Axie Infinity has already been doing parts of this kind of thing for some time. You can buy an Axie (that is a creature that you breed in the game, by the way) as an NFT on its marketplace, and you can trade an in-game token called Smooth Love Potion (yes, really) on Binance, among other exchanges.
Major mainstream game producers such as Square Enix, Ubisoft and EA Games are indicating clear intent to incorporate blockchain technology as part of their future games, and remember that gaming is a huge industry with a young online audience.
Then take a look at a dedicated blockchain gaming company such as Gala Games, or a metaverse project such as The Sandbox, and you can see that the competition is changing, and those putting crypto at their core are moving fast.
There is a vocal opposition to these moves, but it can tend to appear part of a habitual dislike of crypto in general (and NFTs in particular), and besides which, movement towards blockchain gaming is part of a much larger and perhaps irresistible transition to web3.
Challenges to Ethereum
Up to now, Ethereum has been the dominant blockchain when it comes to smart contracts, NFTs and DeFi.
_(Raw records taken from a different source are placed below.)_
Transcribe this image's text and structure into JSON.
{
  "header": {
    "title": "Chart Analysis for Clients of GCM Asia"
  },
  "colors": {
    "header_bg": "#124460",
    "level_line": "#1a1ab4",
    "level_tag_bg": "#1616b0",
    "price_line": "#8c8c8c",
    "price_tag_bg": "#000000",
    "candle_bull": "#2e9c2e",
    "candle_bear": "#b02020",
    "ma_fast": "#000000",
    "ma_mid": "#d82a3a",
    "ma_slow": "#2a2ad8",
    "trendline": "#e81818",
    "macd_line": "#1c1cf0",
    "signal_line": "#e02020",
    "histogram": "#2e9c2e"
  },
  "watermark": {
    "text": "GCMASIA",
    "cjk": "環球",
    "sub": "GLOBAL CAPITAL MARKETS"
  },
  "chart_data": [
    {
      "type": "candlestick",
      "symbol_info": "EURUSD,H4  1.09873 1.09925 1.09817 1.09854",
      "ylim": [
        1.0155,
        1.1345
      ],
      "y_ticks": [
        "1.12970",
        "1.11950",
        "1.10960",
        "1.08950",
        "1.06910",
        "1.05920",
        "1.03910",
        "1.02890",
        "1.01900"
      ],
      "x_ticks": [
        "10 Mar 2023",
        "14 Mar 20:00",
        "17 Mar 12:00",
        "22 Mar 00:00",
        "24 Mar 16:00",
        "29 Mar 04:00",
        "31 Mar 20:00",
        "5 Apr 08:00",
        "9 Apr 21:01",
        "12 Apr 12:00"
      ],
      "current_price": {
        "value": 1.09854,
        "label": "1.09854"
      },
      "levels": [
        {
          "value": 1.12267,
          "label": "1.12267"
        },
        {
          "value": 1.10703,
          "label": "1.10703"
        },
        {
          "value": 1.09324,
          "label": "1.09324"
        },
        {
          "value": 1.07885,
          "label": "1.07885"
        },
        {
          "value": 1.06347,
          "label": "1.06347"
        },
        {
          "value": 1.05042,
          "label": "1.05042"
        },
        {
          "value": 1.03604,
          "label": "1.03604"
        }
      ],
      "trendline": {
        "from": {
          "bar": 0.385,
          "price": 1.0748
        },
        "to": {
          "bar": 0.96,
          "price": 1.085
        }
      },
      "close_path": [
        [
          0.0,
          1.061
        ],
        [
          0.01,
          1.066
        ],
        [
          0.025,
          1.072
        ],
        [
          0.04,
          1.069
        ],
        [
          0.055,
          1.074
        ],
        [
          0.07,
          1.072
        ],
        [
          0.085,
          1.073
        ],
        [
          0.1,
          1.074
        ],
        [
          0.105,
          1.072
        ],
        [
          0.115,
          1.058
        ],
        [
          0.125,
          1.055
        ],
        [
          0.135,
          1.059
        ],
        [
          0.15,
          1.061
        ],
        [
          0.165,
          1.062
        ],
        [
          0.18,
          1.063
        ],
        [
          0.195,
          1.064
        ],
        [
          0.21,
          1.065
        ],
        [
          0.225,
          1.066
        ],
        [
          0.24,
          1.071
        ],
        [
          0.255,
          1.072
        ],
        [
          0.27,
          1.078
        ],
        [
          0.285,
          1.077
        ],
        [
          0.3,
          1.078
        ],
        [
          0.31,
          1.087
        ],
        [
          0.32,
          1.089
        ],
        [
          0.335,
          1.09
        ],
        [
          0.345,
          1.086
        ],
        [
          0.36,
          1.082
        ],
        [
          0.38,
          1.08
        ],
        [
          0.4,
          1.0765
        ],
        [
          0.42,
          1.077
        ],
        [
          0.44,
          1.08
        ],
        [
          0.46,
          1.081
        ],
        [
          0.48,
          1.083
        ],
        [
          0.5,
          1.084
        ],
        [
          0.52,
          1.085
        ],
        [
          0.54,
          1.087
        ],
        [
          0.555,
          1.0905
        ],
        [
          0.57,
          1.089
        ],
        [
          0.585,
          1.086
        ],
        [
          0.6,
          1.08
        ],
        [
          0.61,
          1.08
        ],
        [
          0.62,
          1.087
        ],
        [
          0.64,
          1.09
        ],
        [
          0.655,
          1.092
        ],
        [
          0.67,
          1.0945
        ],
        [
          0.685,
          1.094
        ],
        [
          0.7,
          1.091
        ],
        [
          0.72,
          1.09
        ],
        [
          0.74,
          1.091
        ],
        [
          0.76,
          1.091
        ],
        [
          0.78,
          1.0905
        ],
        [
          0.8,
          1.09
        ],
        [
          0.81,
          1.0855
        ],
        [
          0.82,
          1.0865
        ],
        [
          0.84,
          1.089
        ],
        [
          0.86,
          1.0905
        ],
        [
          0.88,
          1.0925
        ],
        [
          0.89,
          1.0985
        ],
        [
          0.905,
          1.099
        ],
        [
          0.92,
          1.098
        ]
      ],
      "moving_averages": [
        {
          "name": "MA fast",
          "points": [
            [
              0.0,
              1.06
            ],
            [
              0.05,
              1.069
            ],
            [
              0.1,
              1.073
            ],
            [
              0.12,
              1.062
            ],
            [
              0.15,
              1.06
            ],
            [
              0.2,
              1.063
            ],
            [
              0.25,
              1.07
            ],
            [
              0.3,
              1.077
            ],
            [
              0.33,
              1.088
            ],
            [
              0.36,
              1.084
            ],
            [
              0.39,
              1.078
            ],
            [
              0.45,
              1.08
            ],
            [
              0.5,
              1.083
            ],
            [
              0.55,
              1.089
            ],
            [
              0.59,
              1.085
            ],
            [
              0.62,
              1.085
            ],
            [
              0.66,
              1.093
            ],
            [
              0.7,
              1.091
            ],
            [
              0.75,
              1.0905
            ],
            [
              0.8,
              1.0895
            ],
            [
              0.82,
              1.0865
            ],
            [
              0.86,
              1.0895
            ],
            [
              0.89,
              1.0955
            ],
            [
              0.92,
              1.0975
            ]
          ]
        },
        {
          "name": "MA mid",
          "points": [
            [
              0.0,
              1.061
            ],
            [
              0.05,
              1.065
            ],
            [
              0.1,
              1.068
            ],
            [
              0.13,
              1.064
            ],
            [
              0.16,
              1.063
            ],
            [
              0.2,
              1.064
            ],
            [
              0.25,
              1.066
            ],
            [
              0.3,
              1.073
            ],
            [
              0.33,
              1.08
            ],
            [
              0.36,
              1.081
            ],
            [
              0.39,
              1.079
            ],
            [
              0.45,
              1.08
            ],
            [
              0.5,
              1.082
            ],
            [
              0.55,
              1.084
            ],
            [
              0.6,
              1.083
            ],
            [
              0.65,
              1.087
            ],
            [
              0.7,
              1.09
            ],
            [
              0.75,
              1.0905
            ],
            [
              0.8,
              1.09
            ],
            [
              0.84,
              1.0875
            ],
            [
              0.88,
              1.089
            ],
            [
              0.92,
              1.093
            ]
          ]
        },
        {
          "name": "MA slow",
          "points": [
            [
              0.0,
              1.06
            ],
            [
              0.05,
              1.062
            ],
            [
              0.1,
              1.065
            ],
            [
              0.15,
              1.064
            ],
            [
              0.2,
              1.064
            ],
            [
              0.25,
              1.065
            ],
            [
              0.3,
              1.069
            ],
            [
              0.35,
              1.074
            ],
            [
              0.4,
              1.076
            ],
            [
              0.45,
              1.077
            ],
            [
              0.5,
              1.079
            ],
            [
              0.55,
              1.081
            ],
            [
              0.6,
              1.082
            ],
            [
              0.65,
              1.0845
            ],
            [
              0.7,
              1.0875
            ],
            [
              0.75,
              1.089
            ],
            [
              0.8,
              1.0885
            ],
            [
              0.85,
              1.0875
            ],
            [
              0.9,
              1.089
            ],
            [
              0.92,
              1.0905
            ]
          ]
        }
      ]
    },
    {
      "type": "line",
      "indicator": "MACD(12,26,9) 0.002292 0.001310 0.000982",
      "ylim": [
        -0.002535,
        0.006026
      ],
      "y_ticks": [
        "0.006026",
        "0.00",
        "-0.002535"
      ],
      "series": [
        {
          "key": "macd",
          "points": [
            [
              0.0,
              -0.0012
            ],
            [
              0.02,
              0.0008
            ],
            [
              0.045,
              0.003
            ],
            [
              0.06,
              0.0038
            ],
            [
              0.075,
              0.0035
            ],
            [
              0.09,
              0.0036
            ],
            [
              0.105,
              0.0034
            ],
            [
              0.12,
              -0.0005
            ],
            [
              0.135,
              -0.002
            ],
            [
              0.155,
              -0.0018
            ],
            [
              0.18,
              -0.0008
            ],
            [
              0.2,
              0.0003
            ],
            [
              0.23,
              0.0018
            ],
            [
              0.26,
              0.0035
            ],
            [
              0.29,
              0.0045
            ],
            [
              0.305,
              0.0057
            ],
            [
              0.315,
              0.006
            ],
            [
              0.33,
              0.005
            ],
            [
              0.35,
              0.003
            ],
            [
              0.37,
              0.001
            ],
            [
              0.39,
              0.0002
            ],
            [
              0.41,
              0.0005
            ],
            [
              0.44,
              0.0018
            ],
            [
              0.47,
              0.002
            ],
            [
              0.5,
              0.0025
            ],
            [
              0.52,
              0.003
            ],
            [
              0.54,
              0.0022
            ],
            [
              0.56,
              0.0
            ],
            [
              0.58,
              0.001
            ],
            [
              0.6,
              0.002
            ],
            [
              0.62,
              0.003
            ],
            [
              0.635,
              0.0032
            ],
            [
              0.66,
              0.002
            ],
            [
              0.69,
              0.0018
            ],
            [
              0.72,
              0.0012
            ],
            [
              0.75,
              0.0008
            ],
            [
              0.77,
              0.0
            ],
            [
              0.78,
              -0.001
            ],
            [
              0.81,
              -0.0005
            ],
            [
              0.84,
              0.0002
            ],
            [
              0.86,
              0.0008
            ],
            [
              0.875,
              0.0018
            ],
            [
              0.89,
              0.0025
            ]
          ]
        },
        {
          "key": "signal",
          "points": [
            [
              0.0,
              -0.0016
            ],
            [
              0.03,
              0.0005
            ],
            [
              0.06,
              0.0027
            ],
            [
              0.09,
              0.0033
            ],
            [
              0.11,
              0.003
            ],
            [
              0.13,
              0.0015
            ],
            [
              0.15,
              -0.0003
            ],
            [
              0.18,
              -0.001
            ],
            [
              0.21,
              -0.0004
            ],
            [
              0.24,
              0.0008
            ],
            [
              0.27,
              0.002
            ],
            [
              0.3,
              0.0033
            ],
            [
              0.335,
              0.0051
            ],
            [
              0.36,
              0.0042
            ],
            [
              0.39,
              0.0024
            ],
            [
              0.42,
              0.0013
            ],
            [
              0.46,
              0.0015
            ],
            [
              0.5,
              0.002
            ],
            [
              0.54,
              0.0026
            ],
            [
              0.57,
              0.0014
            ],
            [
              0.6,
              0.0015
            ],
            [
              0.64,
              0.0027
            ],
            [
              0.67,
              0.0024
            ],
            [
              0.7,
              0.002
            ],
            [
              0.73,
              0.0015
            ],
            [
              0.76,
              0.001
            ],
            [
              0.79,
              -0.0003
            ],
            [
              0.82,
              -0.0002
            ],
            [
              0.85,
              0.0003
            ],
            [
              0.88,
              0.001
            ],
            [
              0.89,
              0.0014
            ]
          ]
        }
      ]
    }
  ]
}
However, its shortcomings are well-documented (gas fees, transaction speeds and congestion), Ethereum 2.0 is not yet here, and 2022 might be the year when Layer 1 competition heats up.
There is much debate around this issue, and those who are heavily invested in one or another of the key competitors relish putting the boot into everyone else. Still, it is likely that Ethereum alternatives (take your pick from Solana, Cardano, Avalanche, Binance Smart Chain, Tezos, Terra, Fantom and your favorite that I’ve omitted) will see plenty of action this year.